NANDA

What is NANDA?

Hindi is spoken by 1 billion people in India alone and is the 4th most spoken language worldwide, however, 85% of Generative Al training data is in English or European languages.

With bilingual capabilities of Hindi, Hinglish, and English, NANDA helps preserve 35 centuries of history, culture and literature and unlocks access to the Hindi speaking world.

Equitable AI access

Empowering India’s scientific, academic, and developer communities by accelerating the growth of a vibrant Hindi language AI ecosystem and ensuring equitable access to AI across the region.

Key benefits

Why NANDA?

Available open source

NANDA is a 10 billion parameter pre-trained and instruction-tuned bilingual large language model for both Hindi and English, trained on a dataset containing 65 billion Hindi tokens. Available open-source on HuggingFace for easy downstream development.

Bringing AI to everyone

Localization has the power to connect, engage, and inspire by bridging language barriers.

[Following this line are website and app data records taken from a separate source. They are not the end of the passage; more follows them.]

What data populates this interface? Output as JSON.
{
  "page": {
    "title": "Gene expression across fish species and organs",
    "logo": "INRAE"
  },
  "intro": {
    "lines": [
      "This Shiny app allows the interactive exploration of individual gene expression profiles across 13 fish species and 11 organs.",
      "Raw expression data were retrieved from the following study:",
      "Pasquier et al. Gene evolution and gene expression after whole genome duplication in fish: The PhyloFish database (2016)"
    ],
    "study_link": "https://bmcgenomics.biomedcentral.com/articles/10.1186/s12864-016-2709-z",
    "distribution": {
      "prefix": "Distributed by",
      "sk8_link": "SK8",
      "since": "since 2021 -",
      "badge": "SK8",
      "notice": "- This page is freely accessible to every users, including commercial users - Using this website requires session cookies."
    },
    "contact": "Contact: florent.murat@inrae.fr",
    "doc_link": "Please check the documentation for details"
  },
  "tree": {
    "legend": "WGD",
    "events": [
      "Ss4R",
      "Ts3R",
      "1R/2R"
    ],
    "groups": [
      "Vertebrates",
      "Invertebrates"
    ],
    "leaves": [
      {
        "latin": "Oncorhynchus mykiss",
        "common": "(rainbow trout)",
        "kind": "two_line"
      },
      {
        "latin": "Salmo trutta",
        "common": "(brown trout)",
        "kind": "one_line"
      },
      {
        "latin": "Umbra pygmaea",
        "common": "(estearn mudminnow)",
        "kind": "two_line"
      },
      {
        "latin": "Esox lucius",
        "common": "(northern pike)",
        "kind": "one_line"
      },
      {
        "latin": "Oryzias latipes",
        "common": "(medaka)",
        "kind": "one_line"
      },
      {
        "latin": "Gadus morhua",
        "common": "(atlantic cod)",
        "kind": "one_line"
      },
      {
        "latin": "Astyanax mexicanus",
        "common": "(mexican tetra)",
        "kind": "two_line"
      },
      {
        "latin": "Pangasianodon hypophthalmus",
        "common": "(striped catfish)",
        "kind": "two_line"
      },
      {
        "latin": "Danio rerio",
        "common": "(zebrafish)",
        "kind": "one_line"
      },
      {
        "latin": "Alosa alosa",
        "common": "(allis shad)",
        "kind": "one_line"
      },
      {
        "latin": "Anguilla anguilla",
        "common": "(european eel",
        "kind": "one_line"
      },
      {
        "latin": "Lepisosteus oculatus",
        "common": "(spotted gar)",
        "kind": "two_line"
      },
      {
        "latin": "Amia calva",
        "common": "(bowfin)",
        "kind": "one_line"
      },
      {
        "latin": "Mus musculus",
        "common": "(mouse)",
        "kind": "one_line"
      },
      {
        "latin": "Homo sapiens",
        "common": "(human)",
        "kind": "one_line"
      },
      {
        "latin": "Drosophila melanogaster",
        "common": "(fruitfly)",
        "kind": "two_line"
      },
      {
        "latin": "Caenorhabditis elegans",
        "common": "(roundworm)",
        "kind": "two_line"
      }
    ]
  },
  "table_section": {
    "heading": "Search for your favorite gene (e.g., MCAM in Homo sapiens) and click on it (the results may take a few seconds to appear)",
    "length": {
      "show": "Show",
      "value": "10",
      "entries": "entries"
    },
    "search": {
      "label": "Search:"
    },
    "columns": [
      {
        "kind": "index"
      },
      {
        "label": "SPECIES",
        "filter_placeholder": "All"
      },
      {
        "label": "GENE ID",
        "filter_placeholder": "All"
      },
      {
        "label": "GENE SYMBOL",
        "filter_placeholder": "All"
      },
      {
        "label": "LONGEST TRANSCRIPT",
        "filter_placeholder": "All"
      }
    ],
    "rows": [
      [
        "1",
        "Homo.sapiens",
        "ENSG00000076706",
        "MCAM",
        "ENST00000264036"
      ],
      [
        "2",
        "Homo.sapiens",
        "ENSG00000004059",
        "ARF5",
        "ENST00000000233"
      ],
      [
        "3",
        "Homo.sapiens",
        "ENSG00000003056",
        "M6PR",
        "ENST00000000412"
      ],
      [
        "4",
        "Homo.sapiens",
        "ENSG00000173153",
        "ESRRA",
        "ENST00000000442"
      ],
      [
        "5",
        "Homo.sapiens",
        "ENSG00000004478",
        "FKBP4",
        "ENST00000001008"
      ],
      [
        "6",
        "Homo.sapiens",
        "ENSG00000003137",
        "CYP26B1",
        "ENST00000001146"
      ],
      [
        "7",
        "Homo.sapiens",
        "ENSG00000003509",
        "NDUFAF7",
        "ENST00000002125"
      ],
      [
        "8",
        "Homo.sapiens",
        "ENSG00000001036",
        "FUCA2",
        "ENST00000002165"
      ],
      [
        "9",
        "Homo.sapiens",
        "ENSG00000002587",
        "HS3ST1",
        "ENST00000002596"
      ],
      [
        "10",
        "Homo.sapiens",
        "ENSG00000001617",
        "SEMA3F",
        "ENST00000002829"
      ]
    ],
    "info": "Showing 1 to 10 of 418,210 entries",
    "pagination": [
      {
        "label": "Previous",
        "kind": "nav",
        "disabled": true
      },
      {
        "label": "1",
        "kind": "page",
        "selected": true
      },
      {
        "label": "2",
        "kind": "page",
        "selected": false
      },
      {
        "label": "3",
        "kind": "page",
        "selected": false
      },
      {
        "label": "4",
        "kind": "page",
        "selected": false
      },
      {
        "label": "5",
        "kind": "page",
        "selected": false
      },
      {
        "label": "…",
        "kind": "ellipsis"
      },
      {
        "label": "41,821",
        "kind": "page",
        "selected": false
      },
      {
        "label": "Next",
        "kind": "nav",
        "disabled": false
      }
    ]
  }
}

With seamless handling and reasoning across bilingual content, NANDA enables organizations to unlock access to the Hindi
speaking world.

Fully bilingual

With bilingual capabilities of Hindi, Hinglish, and English and trained on 2.13 Trillion tokens of language data, NANDA delivers the highest performance in Hindi without compromising on English proficiency.

Experienced in bilingual AI

We leverage our Al expertise and in-house experience from building the world’s leading open-source Arabic Large Language Model JAIS, to continue to build models for more underserved languages.